Bilim-Din Çatışmasının Kısa Tarihi
Bilimden dinin inkarının çıkarılması, tarihsel bir sürecin sonucudur. Örneğin Aristoteles, “hareket etmeyen hareket ettirici” tanrı tasavvuru ile evrene müdahale etmeyen ancak koyduğu teleolojik (gayecilik) yasa ile evrenin kendi devinimini sağladığını vaaz etti. Bu yönüyle tanrı ve bilim arasında bir karşıtlık söz konusu değildi. XI. yüzyılda Gazali, tanrının evrene her an müdahale ettiğini ve var olan her şeyin sürekli yeniden yaratıldığını savundu. Böylelikle bilim ve din arasında bir çatışma olamazdı çünkü Allah, bilimin de Rabbiydi.
XVII. yüzyılda ise Spinoza, tanrı ve doğa arasında bir özdeşlik kurarak (deus sive natura) tanrıyı doğaya içkin kıldı. Bu yönüyle tanrı düşünen doğa, doğa ise uzamlı tanrı demekti.
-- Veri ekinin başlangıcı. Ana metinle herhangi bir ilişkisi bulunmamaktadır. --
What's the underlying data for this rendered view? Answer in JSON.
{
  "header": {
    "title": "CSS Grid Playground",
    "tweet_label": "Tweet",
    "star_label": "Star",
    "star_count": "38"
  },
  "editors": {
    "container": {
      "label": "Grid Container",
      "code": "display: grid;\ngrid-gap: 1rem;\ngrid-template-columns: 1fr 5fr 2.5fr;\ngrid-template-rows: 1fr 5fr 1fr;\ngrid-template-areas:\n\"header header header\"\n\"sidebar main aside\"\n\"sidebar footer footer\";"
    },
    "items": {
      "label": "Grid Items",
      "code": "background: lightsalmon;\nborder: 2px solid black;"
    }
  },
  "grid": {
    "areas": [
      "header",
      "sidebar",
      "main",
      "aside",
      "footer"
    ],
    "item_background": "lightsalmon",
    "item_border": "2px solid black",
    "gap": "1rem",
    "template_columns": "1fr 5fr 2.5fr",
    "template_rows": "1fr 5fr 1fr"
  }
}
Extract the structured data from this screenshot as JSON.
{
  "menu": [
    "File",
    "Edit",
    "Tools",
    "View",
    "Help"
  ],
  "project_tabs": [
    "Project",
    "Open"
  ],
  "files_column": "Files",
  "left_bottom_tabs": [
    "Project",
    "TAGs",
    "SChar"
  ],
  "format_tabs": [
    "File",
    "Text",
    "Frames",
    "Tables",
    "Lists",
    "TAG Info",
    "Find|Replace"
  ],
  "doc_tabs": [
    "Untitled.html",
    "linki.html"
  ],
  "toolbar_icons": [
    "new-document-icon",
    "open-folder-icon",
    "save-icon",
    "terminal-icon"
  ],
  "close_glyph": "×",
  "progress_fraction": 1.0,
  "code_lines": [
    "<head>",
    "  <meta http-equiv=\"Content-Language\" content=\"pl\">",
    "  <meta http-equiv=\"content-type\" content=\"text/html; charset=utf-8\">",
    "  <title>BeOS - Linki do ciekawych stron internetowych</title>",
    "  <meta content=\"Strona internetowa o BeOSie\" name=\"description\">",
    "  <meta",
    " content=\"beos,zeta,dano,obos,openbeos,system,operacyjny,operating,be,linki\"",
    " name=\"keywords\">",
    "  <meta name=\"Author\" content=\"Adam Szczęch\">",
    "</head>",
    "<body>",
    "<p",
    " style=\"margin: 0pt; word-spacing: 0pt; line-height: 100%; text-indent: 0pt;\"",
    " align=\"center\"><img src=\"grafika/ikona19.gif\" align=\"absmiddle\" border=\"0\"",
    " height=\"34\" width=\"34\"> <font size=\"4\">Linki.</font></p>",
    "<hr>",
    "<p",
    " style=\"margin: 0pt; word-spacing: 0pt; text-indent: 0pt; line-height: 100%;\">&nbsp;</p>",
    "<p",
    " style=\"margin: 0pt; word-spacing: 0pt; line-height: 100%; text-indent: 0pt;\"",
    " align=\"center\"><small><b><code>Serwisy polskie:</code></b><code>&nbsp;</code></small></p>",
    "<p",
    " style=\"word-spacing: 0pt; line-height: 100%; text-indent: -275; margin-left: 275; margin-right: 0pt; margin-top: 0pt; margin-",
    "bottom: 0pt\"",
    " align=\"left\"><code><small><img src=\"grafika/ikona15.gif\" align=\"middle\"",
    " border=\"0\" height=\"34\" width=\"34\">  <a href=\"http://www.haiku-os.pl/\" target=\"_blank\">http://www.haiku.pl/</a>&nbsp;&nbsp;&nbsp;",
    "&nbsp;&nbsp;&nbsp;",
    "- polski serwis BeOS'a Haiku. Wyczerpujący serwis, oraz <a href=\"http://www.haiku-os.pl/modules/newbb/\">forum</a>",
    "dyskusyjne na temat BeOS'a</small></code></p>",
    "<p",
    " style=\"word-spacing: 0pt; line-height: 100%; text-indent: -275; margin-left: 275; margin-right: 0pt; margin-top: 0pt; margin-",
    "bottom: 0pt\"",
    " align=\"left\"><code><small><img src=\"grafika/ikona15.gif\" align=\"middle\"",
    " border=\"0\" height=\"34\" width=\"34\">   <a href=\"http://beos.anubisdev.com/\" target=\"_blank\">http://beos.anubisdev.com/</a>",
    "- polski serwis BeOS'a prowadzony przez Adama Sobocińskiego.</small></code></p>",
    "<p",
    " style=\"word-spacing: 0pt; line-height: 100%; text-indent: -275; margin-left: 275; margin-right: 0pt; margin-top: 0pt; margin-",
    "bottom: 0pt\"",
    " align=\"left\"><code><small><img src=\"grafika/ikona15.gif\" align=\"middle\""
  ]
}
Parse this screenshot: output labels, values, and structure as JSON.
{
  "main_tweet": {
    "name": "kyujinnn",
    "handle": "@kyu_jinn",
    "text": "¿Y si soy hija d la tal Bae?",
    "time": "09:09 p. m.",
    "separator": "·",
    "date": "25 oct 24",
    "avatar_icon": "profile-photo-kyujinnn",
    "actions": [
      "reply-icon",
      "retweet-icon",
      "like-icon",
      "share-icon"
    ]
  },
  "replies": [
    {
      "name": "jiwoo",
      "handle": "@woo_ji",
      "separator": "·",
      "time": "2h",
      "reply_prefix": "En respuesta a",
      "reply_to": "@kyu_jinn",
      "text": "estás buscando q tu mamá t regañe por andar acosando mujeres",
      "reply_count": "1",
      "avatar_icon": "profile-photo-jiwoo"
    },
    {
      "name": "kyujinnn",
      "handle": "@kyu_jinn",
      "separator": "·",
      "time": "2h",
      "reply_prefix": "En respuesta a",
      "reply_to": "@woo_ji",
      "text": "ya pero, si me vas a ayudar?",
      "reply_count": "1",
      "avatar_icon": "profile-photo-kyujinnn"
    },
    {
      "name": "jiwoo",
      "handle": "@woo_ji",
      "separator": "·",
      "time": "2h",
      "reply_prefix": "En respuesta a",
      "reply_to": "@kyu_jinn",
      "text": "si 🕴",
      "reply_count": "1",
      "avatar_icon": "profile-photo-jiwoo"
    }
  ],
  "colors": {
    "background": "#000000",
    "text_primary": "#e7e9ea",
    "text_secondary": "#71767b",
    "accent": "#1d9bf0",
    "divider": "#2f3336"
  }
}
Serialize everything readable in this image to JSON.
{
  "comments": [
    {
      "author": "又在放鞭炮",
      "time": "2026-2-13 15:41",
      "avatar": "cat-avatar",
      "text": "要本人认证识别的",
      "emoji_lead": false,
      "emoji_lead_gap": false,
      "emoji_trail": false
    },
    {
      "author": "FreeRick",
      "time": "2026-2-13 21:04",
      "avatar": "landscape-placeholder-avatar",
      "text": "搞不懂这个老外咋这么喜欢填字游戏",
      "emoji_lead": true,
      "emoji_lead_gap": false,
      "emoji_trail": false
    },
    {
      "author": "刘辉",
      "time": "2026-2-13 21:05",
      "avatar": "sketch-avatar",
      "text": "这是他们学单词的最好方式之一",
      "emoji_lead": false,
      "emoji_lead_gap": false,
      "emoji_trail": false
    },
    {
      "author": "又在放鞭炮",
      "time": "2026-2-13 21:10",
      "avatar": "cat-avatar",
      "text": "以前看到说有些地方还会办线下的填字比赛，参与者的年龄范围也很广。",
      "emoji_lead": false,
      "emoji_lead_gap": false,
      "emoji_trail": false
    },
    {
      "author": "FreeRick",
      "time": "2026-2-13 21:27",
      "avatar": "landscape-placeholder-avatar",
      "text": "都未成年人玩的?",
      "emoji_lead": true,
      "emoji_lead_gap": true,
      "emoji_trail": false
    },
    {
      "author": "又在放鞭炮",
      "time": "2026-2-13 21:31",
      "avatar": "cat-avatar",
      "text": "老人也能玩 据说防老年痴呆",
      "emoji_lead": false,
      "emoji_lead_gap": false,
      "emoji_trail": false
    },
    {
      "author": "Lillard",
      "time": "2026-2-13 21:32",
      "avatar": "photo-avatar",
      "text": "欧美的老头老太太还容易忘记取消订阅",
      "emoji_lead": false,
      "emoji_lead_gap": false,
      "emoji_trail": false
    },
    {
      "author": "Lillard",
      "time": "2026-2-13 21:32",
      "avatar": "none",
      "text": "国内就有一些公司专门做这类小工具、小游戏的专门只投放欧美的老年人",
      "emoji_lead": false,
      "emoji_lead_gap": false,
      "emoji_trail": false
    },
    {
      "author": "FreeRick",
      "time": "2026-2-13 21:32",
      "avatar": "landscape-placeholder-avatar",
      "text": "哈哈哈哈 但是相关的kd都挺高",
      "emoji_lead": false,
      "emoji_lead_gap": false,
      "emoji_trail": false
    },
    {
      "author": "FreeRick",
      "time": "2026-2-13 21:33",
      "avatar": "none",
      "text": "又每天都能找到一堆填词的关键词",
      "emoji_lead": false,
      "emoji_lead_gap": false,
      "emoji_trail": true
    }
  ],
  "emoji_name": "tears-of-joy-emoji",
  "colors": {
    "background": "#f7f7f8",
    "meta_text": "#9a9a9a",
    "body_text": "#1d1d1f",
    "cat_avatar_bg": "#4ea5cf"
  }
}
Dolayısıyla bilim ve din arasında yine bir çatışma olmamalıydı. Nihayetinde bu durum, teleolojik bilim anlayışını yıkıp klasik bilim anlayışını kuran Newton’a kadar devam etti. Newton, evreni değişmez yasalara tabi, öngörülebilir karmaşık bir makine olarak tarif etti. Bu görüş, bilimde determinist ve materyalist felsefelerin temelini attı. Ancak Newton, tanrının evrenden tamamen elini çektiğini düşünmüyordu. Örneğin, güneş sisteminin dengesinin, tanrının sürekli müdahalesiyle sağlandığına inanıyordu çünkü bu dengeyi henüz bilimsel olarak açıklayamamıştı.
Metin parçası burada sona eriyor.